Cardiovasc Res. 1993 Nov;27(11):2011-5. doi: 10.1093/cvr/27.11.2011.
The aim was to examine the time course of exocytotic and "spontaneous" noradrenaline overflow and the influence of an Uptake1 inhibitor, desipramine, in rat hearts subjected to anoxic and substrate-free perfusion.
Hearts were perfused with a constant flow and exocytotic noradrenaline overflow was elicited either by electrical stimulation of the left stellate ganglion or by K+ depolarisation.
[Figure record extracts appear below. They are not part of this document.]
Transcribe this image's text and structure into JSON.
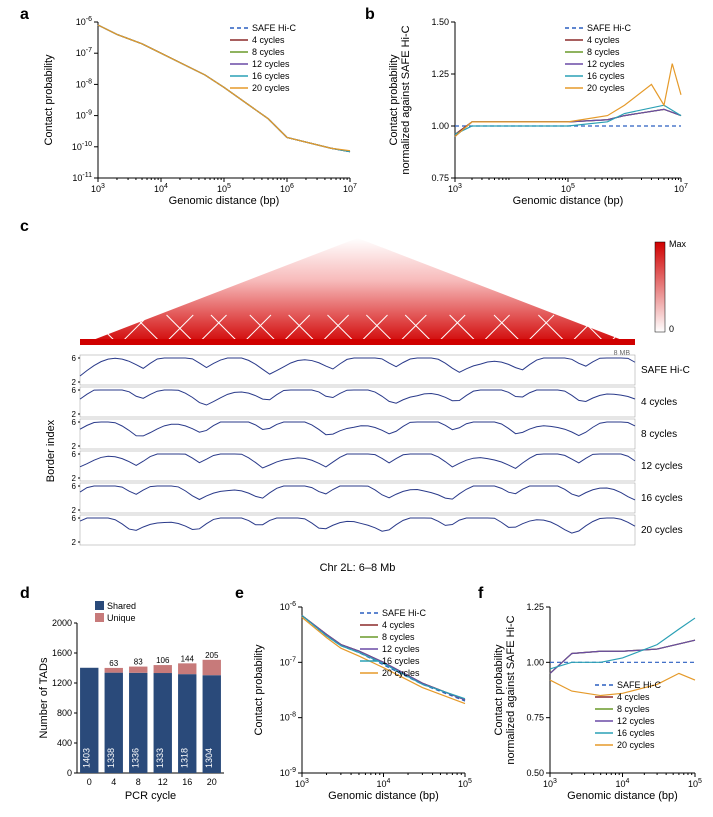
{
  "colors": {
    "safe": "#2a5fc1",
    "c4": "#8b2a2a",
    "c8": "#6a9a2a",
    "c12": "#6a4aa5",
    "c16": "#2aa0b5",
    "c20": "#e59a2a",
    "heatmap_max": "#d00000",
    "bar_shared": "#2a4a7a",
    "bar_unique": "#c77a7a",
    "track_line": "#2a3a8a",
    "grid": "#cccccc"
  },
  "panel_labels": {
    "a": "a",
    "b": "b",
    "c": "c",
    "d": "d",
    "e": "e",
    "f": "f"
  },
  "legends": {
    "series": [
      {
        "label": "SAFE Hi-C",
        "color_key": "safe",
        "dash": true
      },
      {
        "label": "4 cycles",
        "color_key": "c4",
        "dash": false
      },
      {
        "label": "8 cycles",
        "color_key": "c8",
        "dash": false
      },
      {
        "label": "12 cycles",
        "color_key": "c12",
        "dash": false
      },
      {
        "label": "16 cycles",
        "color_key": "c16",
        "dash": false
      },
      {
        "label": "20 cycles",
        "color_key": "c20",
        "dash": false
      }
    ]
  },
  "panel_a": {
    "type": "line",
    "title": "",
    "xlabel": "Genomic distance (bp)",
    "ylabel": "Contact probability",
    "xscale": "log",
    "yscale": "log",
    "xlim": [
      1000.0,
      10000000.0
    ],
    "ylim": [
      1e-11,
      1e-06
    ],
    "xticks": [
      1000.0,
      10000.0,
      100000.0,
      1000000.0,
      10000000.0
    ],
    "xtick_labels": [
      "10^3",
      "10^4",
      "10^5",
      "10^6",
      "10^7"
    ],
    "yticks": [
      1e-11,
      1e-10,
      1e-09,
      1e-08,
      1e-07,
      1e-06
    ],
    "ytick_labels": [
      "10^-11",
      "10^-10",
      "10^-9",
      "10^-8",
      "10^-7",
      "10^-6"
    ],
    "series": [
      {
        "key": "safe",
        "x": [
          1000.0,
          2000.0,
          5000.0,
          10000.0,
          50000.0,
          100000.0,
          500000.0,
          1000000.0,
          5000000.0,
          10000000.0
        ],
        "y": [
          8e-07,
          4e-07,
          2e-07,
          1e-07,
          2e-08,
          8e-09,
          8e-10,
          2e-10,
          9e-11,
          7e-11
        ]
      },
      {
        "key": "c4",
        "x": [
          1000.0,
          2000.0,
          5000.0,
          10000.0,
          50000.0,
          100000.0,
          500000.0,
          1000000.0,
          5000000.0,
          10000000.0
        ],
        "y": [
          8e-07,
          4e-07,
          2e-07,
          1e-07,
          2e-08,
          8e-09,
          8e-10,
          2e-10,
          9e-11,
          7e-11
        ]
      },
      {
        "key": "c8",
        "x": [
          1000.0,
          2000.0,
          5000.0,
          10000.0,
          50000.0,
          100000.0,
          500000.0,
          1000000.0,
          5000000.0,
          10000000.0
        ],
        "y": [
          8e-07,
          4e-07,
          2e-07,
          1e-07,
          2e-08,
          8e-09,
          8e-10,
          2e-10,
          9e-11,
          7e-11
        ]
      },
      {
        "key": "c12",
        "x": [
          1000.0,
          2000.0,
          5000.0,
          10000.0,
          50000.0,
          100000.0,
          500000.0,
          1000000.0,
          5000000.0,
          10000000.0
        ],
        "y": [
          8e-07,
          4e-07,
          2e-07,
          1e-07,
          2e-08,
          8e-09,
          8e-10,
          2e-10,
          9e-11,
          7e-11
        ]
      },
      {
        "key": "c16",
        "x": [
          1000.0,
          2000.0,
          5000.0,
          10000.0,
          50000.0,
          100000.0,
          500000.0,
          1000000.0,
          5000000.0,
          10000000.0
        ],
        "y": [
          8e-07,
          4e-07,
          2e-07,
          1e-07,
          2e-08,
          8e-09,
          8e-10,
          2e-10,
          9e-11,
          7e-11
        ]
      },
      {
        "key": "c20",
        "x": [
          1000.0,
          2000.0,
          5000.0,
          10000.0,
          50000.0,
          100000.0,
          500000.0,
          1000000.0,
          5000000.0,
          10000000.0
        ],
        "y": [
          8e-07,
          4e-07,
          2e-07,
          1e-07,
          2e-08,
          8e-09,
          8e-10,
          2e-10,
          9e-11,
          7.5e-11
        ]
      }
    ]
  },
  "panel_b": {
    "type": "line",
    "xlabel": "Genomic distance (bp)",
    "ylabel": "Contact probability\nnormalized against SAFE Hi-C",
    "xscale": "log",
    "yscale": "linear",
    "xlim": [
      1000.0,
      10000000.0
    ],
    "ylim": [
      0.75,
      1.5
    ],
    "xticks": [
      1000.0,
      100000.0,
      10000000.0
    ],
    "xtick_labels": [
      "10^3",
      "10^5",
      "10^7"
    ],
    "yticks": [
      0.75,
      1.0,
      1.25,
      1.5
    ],
    "ytick_labels": [
      "0.75",
      "1.00",
      "1.25",
      "1.50"
    ],
    "series": [
      {
        "key": "safe",
        "x": [
          1000.0,
          10000000.0
        ],
        "y": [
          1.0,
          1.0
        ]
      },
      {
        "key": "c4",
        "x": [
          1000.0,
          2000.0,
          10000.0,
          100000.0,
          500000.0,
          1000000.0,
          5000000.0,
          10000000.0
        ],
        "y": [
          0.96,
          1.02,
          1.02,
          1.02,
          1.03,
          1.05,
          1.08,
          1.05
        ]
      },
      {
        "key": "c8",
        "x": [
          1000.0,
          2000.0,
          10000.0,
          100000.0,
          500000.0,
          1000000.0,
          5000000.0,
          10000000.0
        ],
        "y": [
          0.95,
          1.02,
          1.02,
          1.02,
          1.03,
          1.05,
          1.08,
          1.05
        ]
      },
      {
        "key": "c12",
        "x": [
          1000.0,
          2000.0,
          10000.0,
          100000.0,
          500000.0,
          1000000.0,
          5000000.0,
          10000000.0
        ],
        "y": [
          0.95,
          1.02,
          1.02,
          1.02,
          1.03,
          1.05,
          1.08,
          1.05
        ]
      },
      {
        "key": "c16",
        "x": [
          1000.0,
          2000.0,
          10000.0,
          100000.0,
          500000.0,
          1000000.0,
          5000000.0,
          10000000.0
        ],
        "y": [
          0.96,
          1.0,
          1.0,
          1.0,
          1.02,
          1.06,
          1.1,
          1.05
        ]
      },
      {
        "key": "c20",
        "x": [
          1000.0,
          2000.0,
          10000.0,
          100000.0,
          500000.0,
          1000000.0,
          3000000.0,
          5000000.0,
          7000000.0,
          10000000.0
        ],
        "y": [
          0.95,
          1.02,
          1.02,
          1.02,
          1.05,
          1.1,
          1.2,
          1.1,
          1.3,
          1.15
        ]
      }
    ]
  },
  "panel_c": {
    "type": "heatmap_tracks",
    "xlabel": "Chr 2L: 6–8 Mb",
    "ylabel": "Border index",
    "colorbar": {
      "min_label": "0",
      "max_label": "Max"
    },
    "scale_label": "8 MB",
    "track_yticks": [
      2,
      6
    ],
    "tracks": [
      {
        "label": "SAFE Hi-C"
      },
      {
        "label": "4 cycles"
      },
      {
        "label": "8 cycles"
      },
      {
        "label": "12 cycles"
      },
      {
        "label": "16 cycles"
      },
      {
        "label": "20 cycles"
      }
    ]
  },
  "panel_d": {
    "type": "bar",
    "xlabel": "PCR cycle",
    "ylabel": "Number of TADs",
    "ylim": [
      0,
      2000
    ],
    "yticks": [
      0,
      400,
      800,
      1200,
      1600,
      2000
    ],
    "ytick_labels": [
      "0",
      "400",
      "800",
      "1200",
      "1600",
      "2000"
    ],
    "legend": [
      {
        "label": "Shared",
        "color_key": "bar_shared"
      },
      {
        "label": "Unique",
        "color_key": "bar_unique"
      }
    ],
    "categories": [
      "0",
      "4",
      "8",
      "12",
      "16",
      "20"
    ],
    "shared": [
      1403,
      1338,
      1336,
      1333,
      1318,
      1304
    ],
    "unique": [
      0,
      63,
      83,
      106,
      144,
      205
    ],
    "bar_width": 0.75
  },
  "panel_e": {
    "type": "line",
    "xlabel": "Genomic distance (bp)",
    "ylabel": "Contact probability",
    "xscale": "log",
    "yscale": "log",
    "xlim": [
      1000.0,
      100000.0
    ],
    "ylim": [
      1e-09,
      1e-06
    ],
    "xticks": [
      1000.0,
      10000.0,
      100000.0
    ],
    "xtick_labels": [
      "10^3",
      "10^4",
      "10^5"
    ],
    "yticks": [
      1e-09,
      1e-08,
      1e-07,
      1e-06
    ],
    "ytick_labels": [
      "10^-9",
      "10^-8",
      "10^-7",
      "10^-6"
    ],
    "series": [
      {
        "key": "safe",
        "x": [
          1000.0,
          2000.0,
          3000.0,
          5000.0,
          10000.0,
          30000.0,
          100000.0
        ],
        "y": [
          7e-07,
          3e-07,
          2e-07,
          1.5e-07,
          9e-08,
          4e-08,
          2e-08
        ]
      },
      {
        "key": "c4",
        "x": [
          1000.0,
          2000.0,
          3000.0,
          5000.0,
          10000.0,
          30000.0,
          100000.0
        ],
        "y": [
          7e-07,
          3.2e-07,
          2.1e-07,
          1.6e-07,
          1e-07,
          4.2e-08,
          2.1e-08
        ]
      },
      {
        "key": "c8",
        "x": [
          1000.0,
          2000.0,
          3000.0,
          5000.0,
          10000.0,
          30000.0,
          100000.0
        ],
        "y": [
          7e-07,
          3.2e-07,
          2.1e-07,
          1.6e-07,
          1e-07,
          4.2e-08,
          2.1e-08
        ]
      },
      {
        "key": "c12",
        "x": [
          1000.0,
          2000.0,
          3000.0,
          5000.0,
          10000.0,
          30000.0,
          100000.0
        ],
        "y": [
          7e-07,
          3.2e-07,
          2.1e-07,
          1.6e-07,
          1e-07,
          4.2e-08,
          2.1e-08
        ]
      },
      {
        "key": "c16",
        "x": [
          1000.0,
          2000.0,
          3000.0,
          5000.0,
          10000.0,
          30000.0,
          100000.0
        ],
        "y": [
          7e-07,
          3e-07,
          2e-07,
          1.5e-07,
          9.5e-08,
          4e-08,
          2.2e-08
        ]
      },
      {
        "key": "c20",
        "x": [
          1000.0,
          2000.0,
          3000.0,
          5000.0,
          10000.0,
          30000.0,
          100000.0
        ],
        "y": [
          6.5e-07,
          2.8e-07,
          1.8e-07,
          1.3e-07,
          8e-08,
          3.5e-08,
          1.8e-08
        ]
      }
    ]
  },
  "panel_f": {
    "type": "line",
    "xlabel": "Genomic distance (bp)",
    "ylabel": "Contact probability\nnormalized against SAFE Hi-C",
    "xscale": "log",
    "yscale": "linear",
    "xlim": [
      1000.0,
      100000.0
    ],
    "ylim": [
      0.5,
      1.25
    ],
    "xticks": [
      1000.0,
      10000.0,
      100000.0
    ],
    "xtick_labels": [
      "10^3",
      "10^4",
      "10^5"
    ],
    "yticks": [
      0.5,
      0.75,
      1.0,
      1.25
    ],
    "ytick_labels": [
      "0.50",
      "0.75",
      "1.00",
      "1.25"
    ],
    "series": [
      {
        "key": "safe",
        "x": [
          1000.0,
          100000.0
        ],
        "y": [
          1.0,
          1.0
        ]
      },
      {
        "key": "c4",
        "x": [
          1000.0,
          2000.0,
          5000.0,
          10000.0,
          30000.0,
          100000.0
        ],
        "y": [
          0.95,
          1.04,
          1.05,
          1.05,
          1.06,
          1.1
        ]
      },
      {
        "key": "c8",
        "x": [
          1000.0,
          2000.0,
          5000.0,
          10000.0,
          30000.0,
          100000.0
        ],
        "y": [
          0.95,
          1.04,
          1.05,
          1.05,
          1.06,
          1.1
        ]
      },
      {
        "key": "c12",
        "x": [
          1000.0,
          2000.0,
          5000.0,
          10000.0,
          30000.0,
          100000.0
        ],
        "y": [
          0.95,
          1.04,
          1.05,
          1.05,
          1.06,
          1.1
        ]
      },
      {
        "key": "c16",
        "x": [
          1000.0,
          2000.0,
          5000.0,
          10000.0,
          30000.0,
          60000.0,
          100000.0
        ],
        "y": [
          0.97,
          1.0,
          1.0,
          1.02,
          1.08,
          1.15,
          1.2
        ]
      },
      {
        "key": "c20",
        "x": [
          1000.0,
          2000.0,
          5000.0,
          10000.0,
          30000.0,
          60000.0,
          100000.0
        ],
        "y": [
          0.92,
          0.87,
          0.85,
          0.86,
          0.9,
          0.95,
          0.92
        ]
      }
    ]
  }
}
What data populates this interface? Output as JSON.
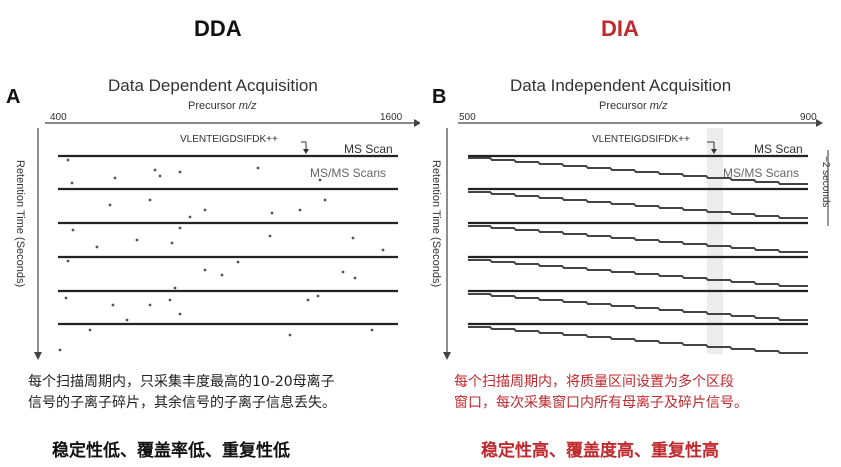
{
  "headings": {
    "left": "DDA",
    "right": "DIA"
  },
  "colors": {
    "red": "#c0282d",
    "black": "#111111"
  },
  "panel_a": {
    "letter": "A",
    "title": "Data Dependent Acquisition",
    "precursor_label": "Precursor",
    "mz_label": "m/z",
    "x_min": "400",
    "x_max": "1600",
    "peptide": "VLENTEIGDSIFDK++",
    "ms_scan": "MS Scan",
    "msms_scans": "MS/MS Scans",
    "y_label": "Retention Time (Seconds)"
  },
  "panel_b": {
    "letter": "B",
    "title": "Data Independent Acquisition",
    "precursor_label": "Precursor",
    "mz_label": "m/z",
    "x_min": "500",
    "x_max": "900",
    "peptide": "VLENTEIGDSIFDK++",
    "ms_scan": "MS Scan",
    "msms_scans": "MS/MS Scans",
    "y_label": "Retention Time (Seconds)",
    "cycle_label": "~2 seconds"
  },
  "desc_left": {
    "line1": "每个扫描周期内，只采集丰度最高的10-20母离子",
    "line2": "信号的子离子碎片，其余信号的子离子信息丢失。"
  },
  "desc_right": {
    "line1": "每个扫描周期内，将质量区间设置为多个区段",
    "line2": "窗口，每次采集窗口内所有母离子及碎片信号。"
  },
  "summary_left": "稳定性低、覆盖率低、重复性低",
  "summary_right": "稳定性高、覆盖度高、重复性高"
}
Noradrenaline overflow was measured by HPLC.
Energy depletion for a period of 30 min resulted in an enhanced spontaneous noradrenaline overflow and a progressive decline in the nerve stimulation induced noradrenaline overflow. However, noradrenaline overflow induced by 40 mM K+ was enhanced by three- to fourfold in the energy depleted conditions. During anoxia, desipramine (0.3 microM) inhibited the spontaneous noradrenaline overflow and partly increased, in the early phase of anoxia, noradrenaline overflow by nerve stimulation, but showed no effect on K+ induced overflow. Further experiments showed that K+ at 10 mM failed to evoke noradrenaline overflow in normoxic hearts but induced a significant overflow in energy depleted hearts, either in the presence or absence of desipramine; quantities of noradrenaline overflow in response to 10-40 mM K+ were substantially higher in anoxia. This difference in noradrenaline overflow caused by K+ during normoxia and anoxia was partly narrowed by desipramine which enhanced overflow in normoxia.
"Spontaneous" and exocytotic noradrenaline release coexist within the 30 min period of anoxia but their responses to Uptake1 inhibitor differ. K(+)-induced noradrenaline overflow was markedly augmented by energy depletion due to a combination of failed neuronal reuptake and enhanced exocytosis.
研究在无底物和缺氧灌注的大鼠心脏中,去甲肾上腺素胞吐和“自发性”溢出的时间进程,以及摄取1抑制剂地昔帕明的影响。
以恒定流量灌注心脏,通过电刺激左侧星状神经节或K⁺去极化引发去甲肾上腺素胞吐溢出。采用高效液相色谱法测量去甲肾上腺素溢出量。
30分钟的能量耗竭导致自发性去甲肾上腺素溢出增加,神经刺激诱导的去甲肾上腺素溢出逐渐下降。然而,在能量耗竭条件下,40 mM K⁺诱导的去甲肾上腺素溢出增加了三到四倍。在缺氧期间,地昔帕明(0.3 microM)抑制自发性去甲肾上腺素溢出,并在缺氧早期部分增加神经刺激引起的去甲肾上腺素溢出,但对K⁺诱导的溢出无影响。进一步实验表明,10 mM K⁺在正常氧合心脏中未能引发去甲肾上腺素溢出,但在能量耗竭的心脏中,无论有无地昔帕明,均诱导显著的溢出;在缺氧条件下,对10 - 40 mM K⁺反应的去甲肾上腺素溢出量显著更高。地昔帕明增加了正常氧合时的溢出,部分缩小了正常氧合和缺氧时K⁺引起的去甲肾上腺素溢出差异。
在缺氧的30分钟内存在“自发性”和胞吐性去甲肾上腺素释放,但它们对摄取1抑制剂的反应不同。由于神经元再摄取失败和胞吐作用增强,能量耗竭显著增加了K⁺诱导的去甲肾上腺素溢出。